I was playing around with a cheap diffraction grating and my set of laser pointers, and I noticed that while the red and the blue pointers produce a single point in the spectrum, my green laser produces three:
I've googled for green laser pointer spectra and the images I find seem to suggest that I should really see a single peak, not three. This answer also talks about a single frequency. Keep in mind that these are super-cheap lasers, I paid about $20 total for the three.
So is my green laser emitting multiple frequencies, or this some artifact of the diffraction grating I use? If it's really emitting three peaks, what causes this? From my (very basic) understanding of lasers, I thought this isn't supposed to be possible.

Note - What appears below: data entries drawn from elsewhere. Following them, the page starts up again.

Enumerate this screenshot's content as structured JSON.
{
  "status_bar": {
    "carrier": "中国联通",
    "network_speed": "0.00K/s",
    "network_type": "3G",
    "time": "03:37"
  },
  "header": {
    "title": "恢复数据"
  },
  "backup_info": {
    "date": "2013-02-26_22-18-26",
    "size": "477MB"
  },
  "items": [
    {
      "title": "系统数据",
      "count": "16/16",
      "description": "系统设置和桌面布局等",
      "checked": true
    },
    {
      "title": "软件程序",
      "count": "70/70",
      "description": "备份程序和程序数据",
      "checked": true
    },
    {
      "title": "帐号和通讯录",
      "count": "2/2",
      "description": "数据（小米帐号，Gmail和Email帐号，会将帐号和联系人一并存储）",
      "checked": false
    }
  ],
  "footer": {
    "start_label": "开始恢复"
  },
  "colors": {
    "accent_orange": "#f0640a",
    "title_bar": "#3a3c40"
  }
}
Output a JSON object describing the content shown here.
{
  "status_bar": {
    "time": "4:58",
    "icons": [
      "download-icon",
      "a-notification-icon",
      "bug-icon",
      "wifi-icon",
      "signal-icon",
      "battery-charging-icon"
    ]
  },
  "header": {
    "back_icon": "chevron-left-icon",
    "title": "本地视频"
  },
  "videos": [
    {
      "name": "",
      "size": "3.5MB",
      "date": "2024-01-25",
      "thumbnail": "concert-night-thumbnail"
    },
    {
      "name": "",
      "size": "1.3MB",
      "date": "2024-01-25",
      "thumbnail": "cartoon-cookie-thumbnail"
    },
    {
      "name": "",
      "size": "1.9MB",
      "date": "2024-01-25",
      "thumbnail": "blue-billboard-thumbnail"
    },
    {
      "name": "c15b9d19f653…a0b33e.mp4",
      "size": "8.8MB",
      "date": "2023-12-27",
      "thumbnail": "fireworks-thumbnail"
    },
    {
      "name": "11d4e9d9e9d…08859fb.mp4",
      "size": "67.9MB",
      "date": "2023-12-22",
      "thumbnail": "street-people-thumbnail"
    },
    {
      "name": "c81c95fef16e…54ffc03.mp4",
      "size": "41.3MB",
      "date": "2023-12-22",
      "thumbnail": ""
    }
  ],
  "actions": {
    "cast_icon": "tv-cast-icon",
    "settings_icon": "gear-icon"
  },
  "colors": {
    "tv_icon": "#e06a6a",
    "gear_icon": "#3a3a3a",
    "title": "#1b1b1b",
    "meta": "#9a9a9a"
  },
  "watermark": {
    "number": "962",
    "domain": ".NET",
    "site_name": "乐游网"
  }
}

P.S. Here's the spectrum of a white LED flashlight taken using the same grating, in case it's relevant to judging my method:
Answer
Given that most green pointers are frequency doubled from a 281.8 THz infrared laser (c/1064 nm), it's possible that you have a two frequencies f1 and f2 in the original infrared laser (i.e., it is multimode). After passing through the "frequency doubling" nonlinear crystal you see three frequencies: 2f1, 2f2, and f1+f2.
It looks like your relative intensities are I(2f1)<I(f1+f2)<I(2f2). This means that in the original laser, the original f2 beam was stronger, or at least better concentrated, than the f1 beam.